Editor's Note: A first-year undergraduate student in Chengdu, Sichuan province, recently complained online that her mother refused to raise her monthly allowance to 4,500 yuan ($633) even when she said her current allowance 2,000 yuan was not enough to cover her expenses, sparking a debate on how much money a college student needs per month. Two experts share their views on the issue with China Daily's Yao Yuxin. Excerpts follow:

Students should pursue education, not comfort

Even for a college student studying in a first-tier city in China, 2,000 yuan is enough to cover all his or her monthly expenses. In fact, for a college student in Chengdu a monthly allowance of 2,000 yuan is more than enough. According to a survey conducted by a bookkeeping platform, the average monthly expense for an undergraduate in cities other than Beijing, Shanghai and Hangzhou was less than 2,000 yuan in 2019; for Chengdu, it was 1,900 yuan.
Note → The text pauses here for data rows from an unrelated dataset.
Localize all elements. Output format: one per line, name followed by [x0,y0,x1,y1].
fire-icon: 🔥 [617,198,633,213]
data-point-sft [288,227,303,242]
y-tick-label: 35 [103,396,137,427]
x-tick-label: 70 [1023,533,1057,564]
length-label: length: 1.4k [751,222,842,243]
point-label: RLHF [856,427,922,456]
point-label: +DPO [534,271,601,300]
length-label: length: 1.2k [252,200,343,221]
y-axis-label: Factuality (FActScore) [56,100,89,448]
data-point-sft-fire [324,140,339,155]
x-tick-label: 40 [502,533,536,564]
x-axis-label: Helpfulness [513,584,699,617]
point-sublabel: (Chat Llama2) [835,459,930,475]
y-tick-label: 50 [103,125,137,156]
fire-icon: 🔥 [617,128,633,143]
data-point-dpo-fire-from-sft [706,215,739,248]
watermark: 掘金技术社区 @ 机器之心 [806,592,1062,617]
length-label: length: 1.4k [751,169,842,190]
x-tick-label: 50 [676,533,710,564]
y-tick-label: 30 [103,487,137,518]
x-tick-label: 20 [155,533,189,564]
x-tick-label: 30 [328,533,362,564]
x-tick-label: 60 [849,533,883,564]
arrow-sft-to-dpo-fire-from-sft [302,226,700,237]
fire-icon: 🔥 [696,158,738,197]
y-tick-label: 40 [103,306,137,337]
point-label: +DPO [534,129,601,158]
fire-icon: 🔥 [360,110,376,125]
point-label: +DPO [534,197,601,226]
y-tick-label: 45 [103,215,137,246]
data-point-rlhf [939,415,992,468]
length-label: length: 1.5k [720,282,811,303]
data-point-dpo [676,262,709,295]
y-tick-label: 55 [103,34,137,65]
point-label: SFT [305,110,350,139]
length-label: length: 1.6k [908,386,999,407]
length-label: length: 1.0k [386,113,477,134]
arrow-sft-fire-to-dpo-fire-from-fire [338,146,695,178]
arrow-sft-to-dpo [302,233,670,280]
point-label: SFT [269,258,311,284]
Claiming that she can hardly afford new clothing and cosmetics with her 2,000 yuan monthly allowance, the undergraduate student in Chengdu criticized her mother for refusing to raise her pocket money. Her 'meager' allowance, she said, prevented her from buying branded goods that her hostel-mates enjoyed. Her attitude suggests she is influenced by fellow students' lifestyle and consumption habits.
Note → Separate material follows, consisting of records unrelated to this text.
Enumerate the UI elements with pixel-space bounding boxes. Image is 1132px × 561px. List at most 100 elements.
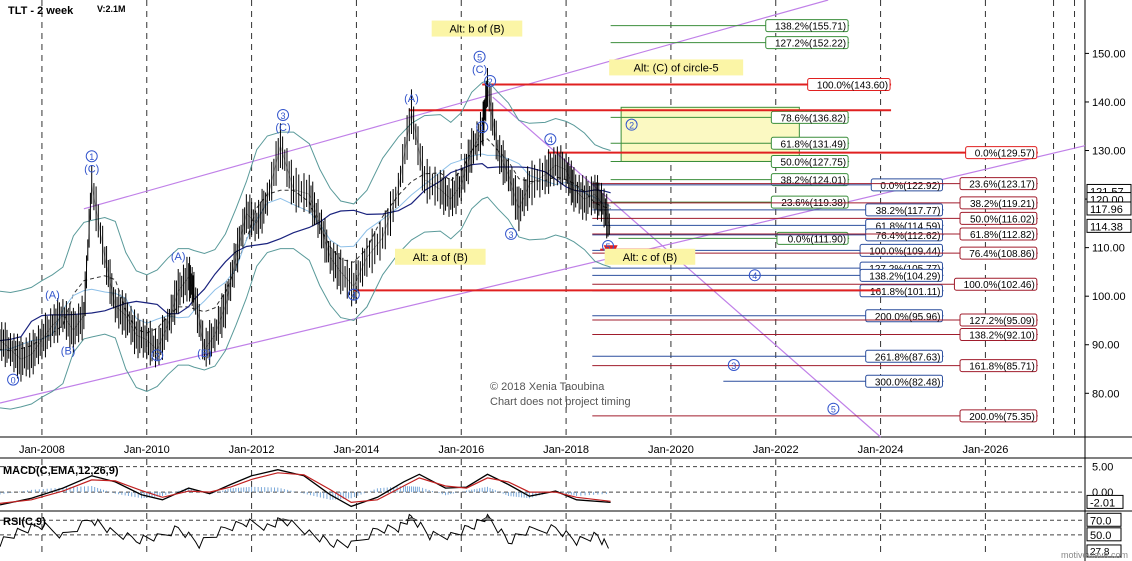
fib-label-box-30 — [959, 409, 1038, 423]
fib-label-16: 161.8%(101.11) — [870, 287, 940, 298]
wave-circle-17 — [505, 227, 518, 240]
fib-label-box-22 — [959, 196, 1038, 210]
wave-circle-16 — [476, 121, 489, 134]
fib-label-20: 0.0%(129.57) — [975, 149, 1035, 160]
rsi-value: 27.8 — [1090, 547, 1110, 558]
wave-label-9: (C) — [275, 122, 290, 134]
fib-label-25: 76.4%(108.86) — [969, 249, 1035, 260]
price-tag-3: 114.38 — [1090, 221, 1123, 233]
wave-circle-15 — [484, 74, 497, 87]
wave-label-6: 2 — [155, 351, 160, 361]
wave-label-17: 3 — [509, 230, 514, 240]
wave-circle-0 — [7, 373, 20, 386]
wave-circle-21 — [748, 269, 761, 282]
rsi-label: RSI(C,9) — [3, 516, 46, 528]
wave-label-23: 5 — [831, 405, 836, 415]
rsi-pane[interactable]: 70.0 50.0 27.8 — [0, 512, 1122, 558]
wave-label-3: 1 — [89, 152, 94, 162]
wave-circle-6 — [151, 349, 164, 362]
fib-label-29: 161.8%(85.71) — [969, 362, 1035, 373]
y-tick-label-0: 150.00 — [1092, 48, 1126, 60]
wave-circle-18 — [544, 133, 557, 146]
fib-label-30: 200.0%(75.35) — [969, 412, 1035, 423]
callout-box-3 — [604, 248, 696, 265]
x-tick-label-9: Jan-2026 — [962, 444, 1008, 456]
rsi-tick-box-1 — [1086, 527, 1122, 542]
wave-label-14: (C) — [472, 64, 487, 76]
price-tag-2: 117.96 — [1090, 204, 1123, 216]
wave-label-13: 5 — [477, 53, 482, 63]
macd-label: MACD(C,EMA,12,26,9) — [3, 465, 119, 477]
wave-circle-3 — [85, 150, 98, 163]
wave-label-22: 3 — [731, 361, 736, 371]
wave-label-10: 4 — [351, 291, 356, 301]
x-tick-label-1: Jan-2010 — [124, 444, 170, 456]
x-tick-label-4: Jan-2016 — [438, 444, 484, 456]
x-tick-label-8: Jan-2024 — [858, 444, 904, 456]
price-bars — [0, 67, 610, 382]
moving-average-light — [0, 153, 611, 352]
x-tick-label-3: Jan-2014 — [333, 444, 379, 456]
fib-label-10: 38.2%(117.77) — [876, 206, 941, 217]
fib-label-9: 0.0%(122.92) — [880, 181, 940, 192]
wave-circle-22 — [727, 359, 740, 372]
fib-label-box-26 — [953, 277, 1038, 291]
rsi-overbought-fill-1 — [405, 517, 418, 521]
wave-circle-23 — [827, 402, 840, 415]
macd-value: -2.01 — [1090, 497, 1115, 509]
rsi-overbought-fill-2 — [480, 516, 495, 521]
fib-label-box-1 — [765, 36, 849, 50]
disclaimer-text: Chart does not project timing — [490, 396, 631, 408]
price-tag-box-2 — [1086, 201, 1132, 216]
fib-label-18: 261.8%(87.63) — [875, 352, 941, 363]
fib-label-box-23 — [959, 211, 1038, 225]
fib-label-box-29 — [959, 359, 1038, 373]
fib-label-26: 100.0%(102.46) — [964, 280, 1035, 291]
fib-label-24: 61.8%(112.82) — [970, 230, 1035, 241]
fib-label-box-18 — [865, 349, 943, 363]
macd-line — [0, 469, 611, 508]
fib-label-27: 127.2%(95.09) — [969, 316, 1035, 327]
macd-pane[interactable]: 5.000.00-2.01 — [0, 457, 1132, 512]
callout-box-1 — [609, 59, 744, 76]
fib-label-21: 23.6%(123.17) — [969, 180, 1035, 191]
macd-tick-0: 5.00 — [1092, 462, 1113, 474]
price-tag-box-3 — [1086, 218, 1132, 233]
rsi-value-box — [1086, 544, 1122, 558]
fib-label-13: 100.0%(109.44) — [869, 246, 940, 257]
wave-label-16: 1 — [480, 123, 485, 133]
fib-label-28: 138.2%(92.10) — [969, 331, 1035, 342]
wave-label-19: 5 — [606, 242, 611, 252]
rsi-line — [0, 513, 609, 550]
x-tick-label-6: Jan-2020 — [648, 444, 694, 456]
fib-label-box-24 — [959, 227, 1038, 241]
fib-label-box-4 — [770, 136, 849, 150]
wave-label-4: (C) — [84, 163, 99, 175]
fib-label-box-0 — [765, 19, 849, 33]
x-tick-label-7: Jan-2022 — [753, 444, 799, 456]
wave-circle-13 — [473, 50, 486, 63]
wave-label-2: (B) — [61, 345, 76, 357]
callout-text-0: Alt: b of (B) — [449, 24, 504, 36]
fib-label-box-3 — [770, 110, 849, 124]
fib-label-2: 100.0%(143.60) — [817, 80, 888, 91]
fib-label-23: 50.0%(116.02) — [970, 214, 1035, 225]
fib-label-box-7 — [770, 195, 849, 209]
wave-label-11: (A) — [404, 93, 419, 105]
fib-label-15: 138.2%(104.29) — [869, 271, 940, 282]
y-tick-label-4: 110.00 — [1092, 243, 1125, 255]
wave-circle-10 — [347, 288, 360, 301]
fib-label-8: 0.0%(111.90) — [788, 234, 847, 245]
fib-label-box-9 — [870, 178, 943, 192]
fib-label-box-21 — [959, 177, 1038, 191]
wave-circle-20 — [625, 118, 638, 131]
channel-line-0 — [83, 0, 829, 210]
price-line — [0, 87, 611, 360]
y-tick-label-7: 80.00 — [1092, 388, 1120, 400]
fib-label-19: 300.0%(82.48) — [875, 377, 941, 388]
copyright-text: © 2018 Xenia Taoubina — [490, 381, 605, 393]
fib-label-box-27 — [959, 313, 1038, 327]
wave-circle-8 — [277, 108, 290, 121]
By the time a person enters a college, she or he should have developed a healthy consumption habit. And a youth should adjust her/his consumption according to her/his family income.

Yet most youths get to stay alone and enjoy autonomy only when they enroll in a college. So that is when they should learn how to plan their expenses and manage with the money they get from their parents.

On a deeper level, the money they spend in college should depend on how much they value their parents' hard work. As such, students should learn to manage their expenses by developing healthy consumption habits and refraining from indulging themselves.

Besides, some college students could take up part-time jobs to meet their monetary needs if they feel their parents don't or can't send them enough money. In this way they can also learn to meet the requirements of life in the future and develop healthy consumption habits.

More important, they should always bear in mind that education is their top priority in college.

Chu Zhaohui, a senior researcher at the National Institute of Education Sciences

Irrational consumption habits behind students' unhappiness

Obviously, it's unreasonable for the Chengdu student to demand 4,500 yuan a month from her mother despite her family paying her tuition and dormitory charges.

Her complaint shows that her family likely met all her demands as a kid or failed to teach her the valuable things of life such as frugality and self-control.

Several reports in recent years have narrated how college students fell into debt by borrowing huge amounts as loans from loan sharks to meet their excessive consumer needs.

Actually, the irrational consumption habits of some university students can be blamed on their inability to manage things independently, as they are dependent on their parents for almost everything in life. Unlike many parents in the West who teach their kids how to manage their affairs independently-something they have to once they start living alone-Chinese families in general offer financial support to even their grown-up children.

Second, the excessive amounts some college students spend mostly on otherwise unnecessary consumer goods is due to their lax financial management, which can be attributed to their parents' failure to teach them life skill and the grade-oriented education system in schools, from the primary to the higher secondary level.

Some undergraduates cannot make ends meet because they are easily lured by their fellow students' conspicuous consumption habits to spend more on unnecessary goods.

It's hard to say exactly how much money an undergraduate needs as living expense because it should be decided by the concerned family and the average monthly expense in the city where the college is. But 1,500 yuan a month should generally cover the basic expenses of an undergraduate.

Xiong Bingqi, deputy director of the 21st Century Education Research Institute

The views don't necessarily reflect those of China Daily.